We can illustrate this appoach by returning to the edwards.eberhardt example. The results based the data provide us with estimates of N, p and deviance of 96.25 (this will round to N=96 for the simulation), p=0.082 , and deviance =364.83. The values of N and p are used to simulate data for each of the 96 animals and 18 capture occasions as Bernoulli outcomes with probablity of success p=0.082. Each simulated data set is run through RMark to compute estimates and deviance, and these are summarized (means and 95% interval). Here are results for 100 simulations:
[1] "simulated deviance results"
> x1
$dev_mean
[1] 296.7123
$dev_l
2.5%
234.662
$dev_u
97.5%
354.9116
>
By comparison the observed deviance is a bit higher than the upper 2.5% tail of 354, indicating some lack of fit:
> print("observed deviance")
[1] "observed deviance"
> deviance
[1] 364.8259
We can also examine the ratio of the observed deviance to the mean simulated value and compute a bootstrap c-hat value:
> print("bootstrap c-hat")
[1] "bootstrap c-hat"
> deviance/x1$dev_mean
[1] 1.229561
Here is the code to perform these calculations
Note that the simulation will be more reliable as the number of replicates gets large (1000 or more); however this will tend to be slow, since the data have to be simulated and the model run each time. Try running for 1000 simulations to see if you get different results.
Things to keep in mind
Although it is a good idea to see if a particular model fits the data, goodness of fit is no panacea.
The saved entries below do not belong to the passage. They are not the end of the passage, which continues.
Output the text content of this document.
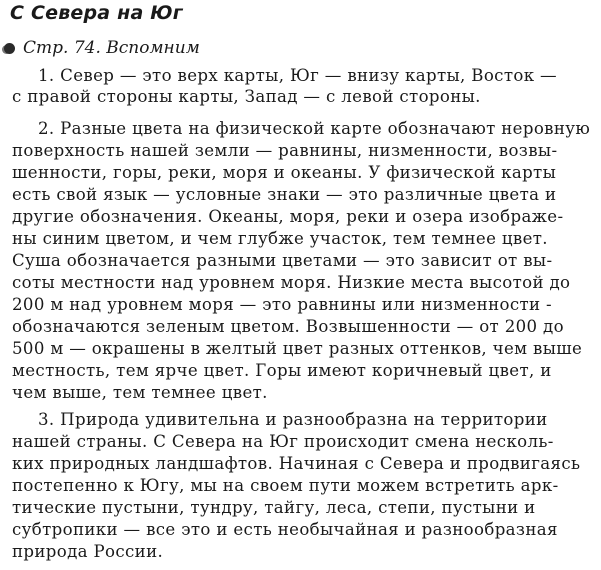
С Севера на Юг
Стр. 74. Вспомним
1. Север — это верх карты, Юг — внизу карты, Восток —
с правой стороны карты, Запад — с левой стороны.
2. Разные цвета на физической карте обозначают неровную
поверхность нашей земли — равнины, низменности, возвы-
шенности, горы, реки, моря и океаны. У физической карты
есть свой язык — условные знаки — это различные цвета и
другие обозначения. Океаны, моря, реки и озера изображе-
ны синим цветом, и чем глубже участок, тем темнее цвет.
Суша обозначается разными цветами — это зависит от вы-
соты местности над уровнем моря. Низкие места высотой до
200 м над уровнем моря — это равнины или низменности -
обозначаются зеленым цветом. Возвышенности — от 200 до
500 м — окрашены в желтый цвет разных оттенков, чем выше
местность, тем ярче цвет. Горы имеют коричневый цвет, и
чем выше, тем темнее цвет.
3. Природа удивительна и разнообразна на территории
нашей страны. С Севера на Юг происходит смена несколь-
ких природных ландшафтов. Начиная с Севера и продвигаясь
постепенно к Югу, мы на своем пути можем встретить арк-
тические пустыни, тундру, тайгу, леса, степи, пустыни и
субтропики — все это и есть необычайная и разнообразная
природа России.
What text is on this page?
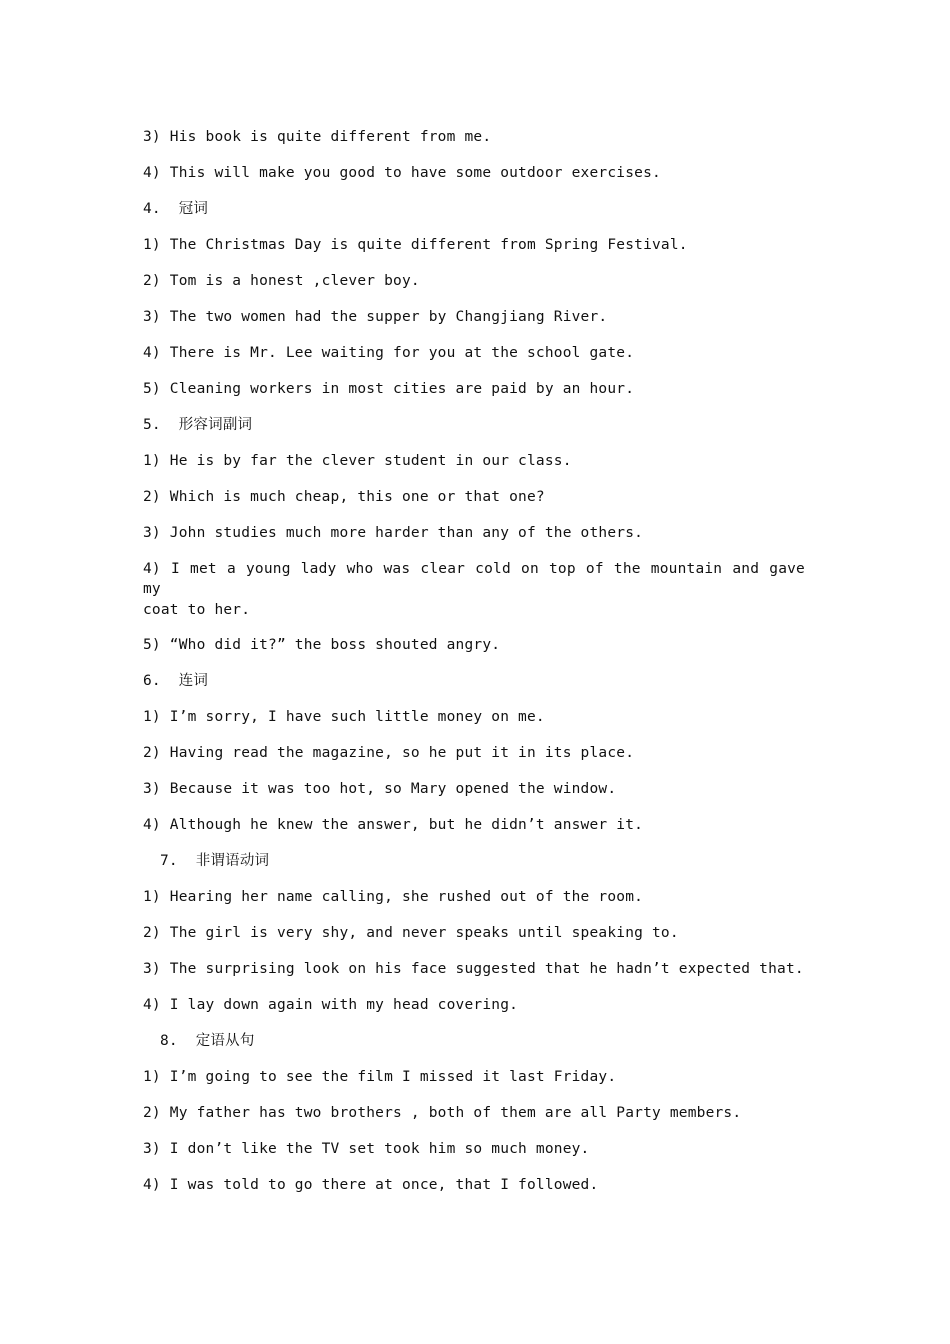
3) His book is quite different from me.
4) This will make you good to have some outdoor exercises.
4.  冠词
1) The Christmas Day is quite different from Spring Festival.
2) Tom is a honest ,clever boy.
3) The two women had the supper by Changjiang River.
4) There is Mr. Lee waiting for you at the school gate.
5) Cleaning workers in most cities are paid by an hour.
5.  形容词副词
1) He is by far the clever student in our class.
2) Which is much cheap, this one or that one?
3) John studies much more harder than any of the others.
4) I met a young lady who was clear cold on top of the mountain and gave my
coat to her.
5) “Who did it?” the boss shouted angry.
6.  连词
1) I’m sorry, I have such little money on me.
2) Having read the magazine, so he put it in its place.
3) Because it was too hot, so Mary opened the window.
4) Although he knew the answer, but he didn’t answer it.
7.  非谓语动词
1) Hearing her name calling, she rushed out of the room.
2) The girl is very shy, and never speaks until speaking to.
3) The surprising look on his face suggested that he hadn’t expected that.
4) I lay down again with my head covering.
8.  定语从句
1) I’m going to see the film I missed it last Friday.
2) My father has two brothers , both of them are all Party members.
3) I don’t like the TV set took him so much money.
4) I was told to go there at once, that I followed.
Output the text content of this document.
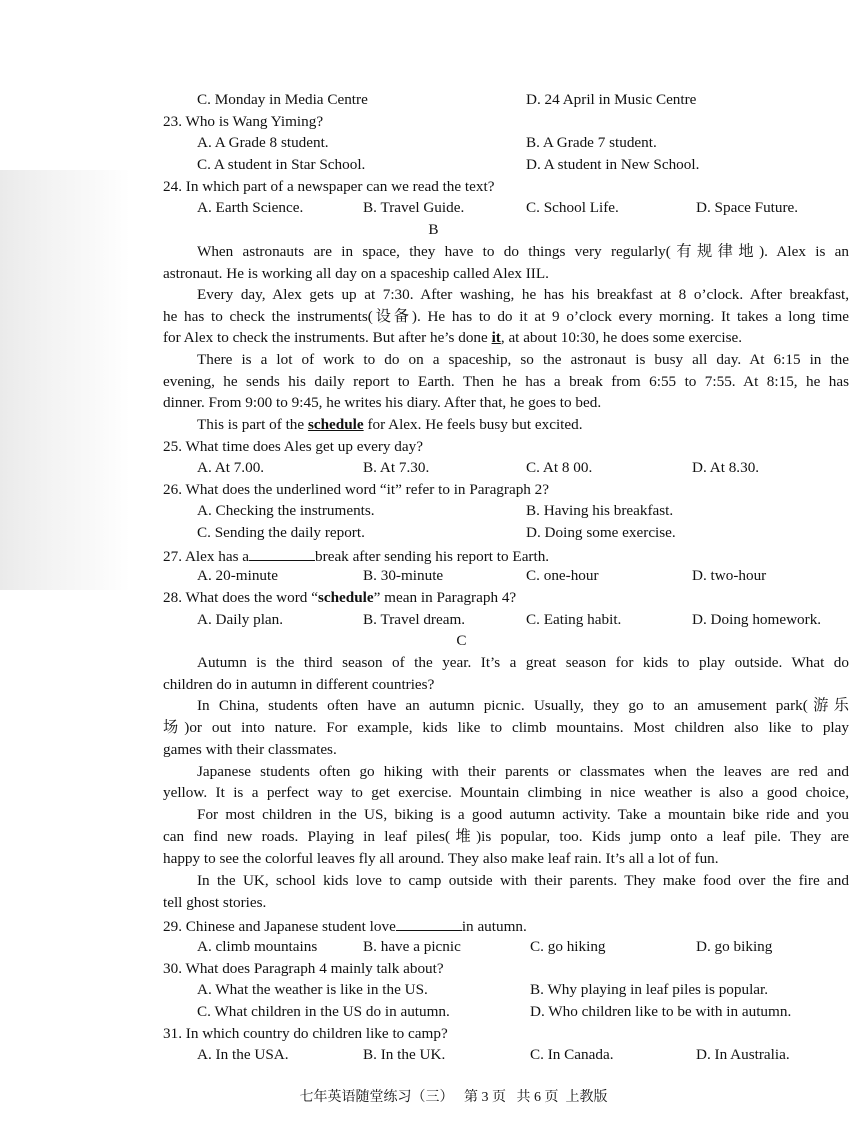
C. Monday in Media Centre	D. 24 April in Music Centre
23. Who is Wang Yiming?
A. A Grade 8 student.	B. A Grade 7 student.
C. A student in Star School.	D. A student in New School.
24. In which part of a newspaper can we read the text?
A. Earth Science.	B. Travel Guide.	C. School Life.	D. Space Future.
B
When astronauts are in space, they have to do things very regularly(有规律地). Alex is an
astronaut. He is working all day on a spaceship called Alex IIL.
Every day, Alex gets up at 7:30. After washing, he has his breakfast at 8 o’clock. After breakfast,
he has to check the instruments(设备). He has to do it at 9 o’clock every morning. It takes a long time
for Alex to check the instruments. But after he’s done it, at about 10:30, he does some exercise.
There is a lot of work to do on a spaceship, so the astronaut is busy all day. At 6:15 in the
evening, he sends his daily report to Earth. Then he has a break from 6:55 to 7:55. At 8:15, he has
dinner. From 9:00 to 9:45, he writes his diary. After that, he goes to bed.
This is part of the schedule for Alex. He feels busy but excited.
25. What time does Ales get up every day?
A. At 7.00.	B. At 7.30.	C. At 8 00.	D. At 8.30.
26. What does the underlined word “it” refer to in Paragraph 2?
A. Checking the instruments.	B. Having his breakfast.
C. Sending the daily report.	D. Doing some exercise.
27. Alex has a	break after sending his report to Earth.
A. 20-minute	B. 30-minute	C. one-hour	D. two-hour
28. What does the word “schedule” mean in Paragraph 4?
A. Daily plan.	B. Travel dream.	C. Eating habit.	D. Doing homework.
C
Autumn is the third season of the year. It’s a great season for kids to play outside. What do
children do in autumn in different countries?
In China, students often have an autumn picnic. Usually, they go to an amusement park(游乐
场)or out into nature. For example, kids like to climb mountains. Most children also like to play
games with their classmates.
Japanese students often go hiking with their parents or classmates when the leaves are red and
yellow. It is a perfect way to get exercise. Mountain climbing in nice weather is also a good choice,
For most children in the US, biking is a good autumn activity. Take a mountain bike ride and you
can find new roads. Playing in leaf piles(堆)is popular, too. Kids jump onto a leaf pile. They are
happy to see the colorful leaves fly all around. They also make leaf rain. It’s all a lot of fun.
In the UK, school kids love to camp outside with their parents. They make food over the fire and
tell ghost stories.
29. Chinese and Japanese student love	in autumn.
A. climb mountains	B. have a picnic	C. go hiking	D. go biking
30. What does Paragraph 4 mainly talk about?
A. What the weather is like in the US.	B. Why playing in leaf piles is popular.
C. What children in the US do in autumn.	D. Who children like to be with in autumn.
31. In which country do children like to camp?
A. In the USA.	B. In the UK.	C. In Canada.	D. In Australia.
七年英语随堂练习（三）   第 3 页   共 6 页  上教版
Just because a model fits the data, doesn't mean it is "true". This will particularly be the case when data are sparse-- often very simple models will bit but only because the data cannot support more complexity.
Conversely, closer fit of a model to the data is not always a good thing. Remember, we can make a model fit arbitrarily well just by adding parameters (which will make the likelihood go up and the deviance go down). But we pay a price for adding too many parameters-- by increasing the variance of the estimates. This is where AIC comes in-- balancing fit (which reduces bias by adding parameters) and variance (reduced by taking away parameters)
The above ideas lead to a general approach along these lines:
See if any model will fit the data reasonable well, among your set of candidate models. Often, this will be a general (so-called global) model that contains many parameters
Compute AIC for the models in the model set (including the "global model") to see which one(s) perform optimally (have lower AIC)
Use either the lowest AIC model, or (better) compute model-averaged parameter estimates using the AIC weights.